Knight 'advances' in other lines simply waste time, and the other player can take advantage by constructing a lead in development, or using the tempi afforded by clumsy knights to make space-gaining moves.
I think these knight raids are often to trade for a bishop. The thing is, does it lose time and it may be that the loss of time is not worth it. Is the long term bishop pair worth the loss of time ? Well it depends on the position's charactestics !
If the knight is in the proximity of the king should it be booted away ? ("To be or not to be that is the question " :-) ). You just have to analyse it to be honest. I remember in his fantastic book "Logical Chess",the chapter the Kingside Attack, Irving Chernev was catagorical in not moving pawns in front of the castled king - the offending defender who tried to kick away a knight, bishop etc was punished by a timely sacrifice. Schematic thingking is useful and I remember following Chernev to the "T", but in retrospect, realise that chess (thankfully !) can't be pigeon holed - it all comes down to the demands of the position.

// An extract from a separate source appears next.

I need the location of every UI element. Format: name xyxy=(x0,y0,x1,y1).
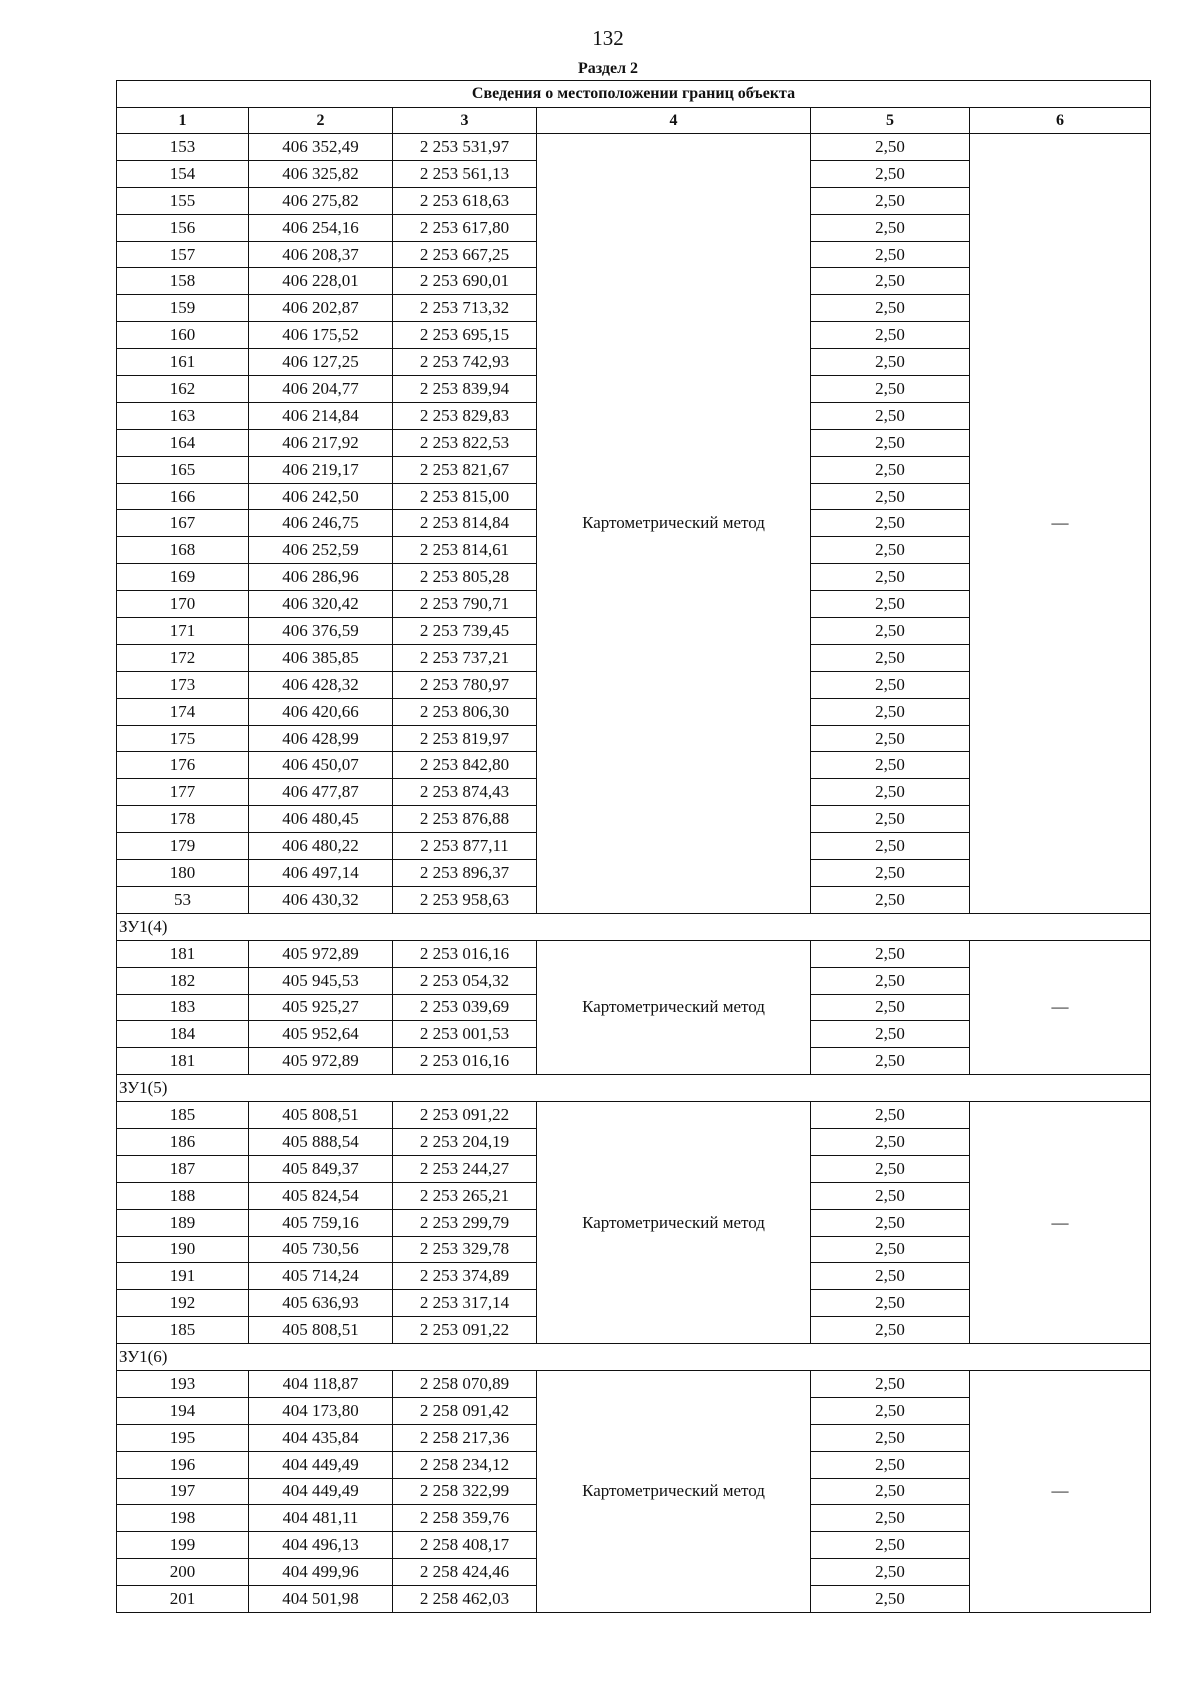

Be mindful that your bounder of an opponent intent on irritating you with his knight insurgency might be brought to book with counter action elsewhere on the board ! :-)
well the knight has no useful squares and the bishop is blocked from c4
Bad moves hurt your opponent's position on their own. Sometimes there happens to be a tactical punishment, but many times it doesn't take any special sequence to punish them. Just play normal moves and you'll find they simply have a worse position. Trying to immediately punish an unorthodox move is a beginner mistake.
Although true, this advice isn't particularly useful. As others said play over example games (master games) to get a sense for the middlegame plans for both sides and it will help the opening moves make more sense as well as help you know which moves are ignorable (the ones that aren't in keeping with the middlegame ideas).
You only need to drive the invasive Knight back if there is a threat, now or next move, for instance Black plays ...Nb4 which threatens nothing, but if he can play ...Bf5 next move with a threat on c2 (or d3) that will cause problems, then you repulse the Knight with a3 first. Otherwise, it's a one-piece attack and can often be ignored. You should also look to the central squares this Knight no longer controls, they have been weakened and could become your next targets.
How to deter early knight advances......?
2 parts to this. Only the good advances should be prevented. If it advances and moves to the edge of the board you may be in a position to attack it later. Or maybe with it being at the edge you can attack the other side with more force in your favor. Or maybe the knight advance removes a defender to a square. Or possible allows to you to exchange your useless knight for your opponents.
So this is coming down to the situation on the board no matter which way you look at. Plus whenever you move a piece you weaken your position somewhere. Controlling the knight advance is the best way but you have to determine if that is what you want to focus on when you might a chance to win a piece or 2 pawns in the future.
Plus are we talking in the Opening or the End Game?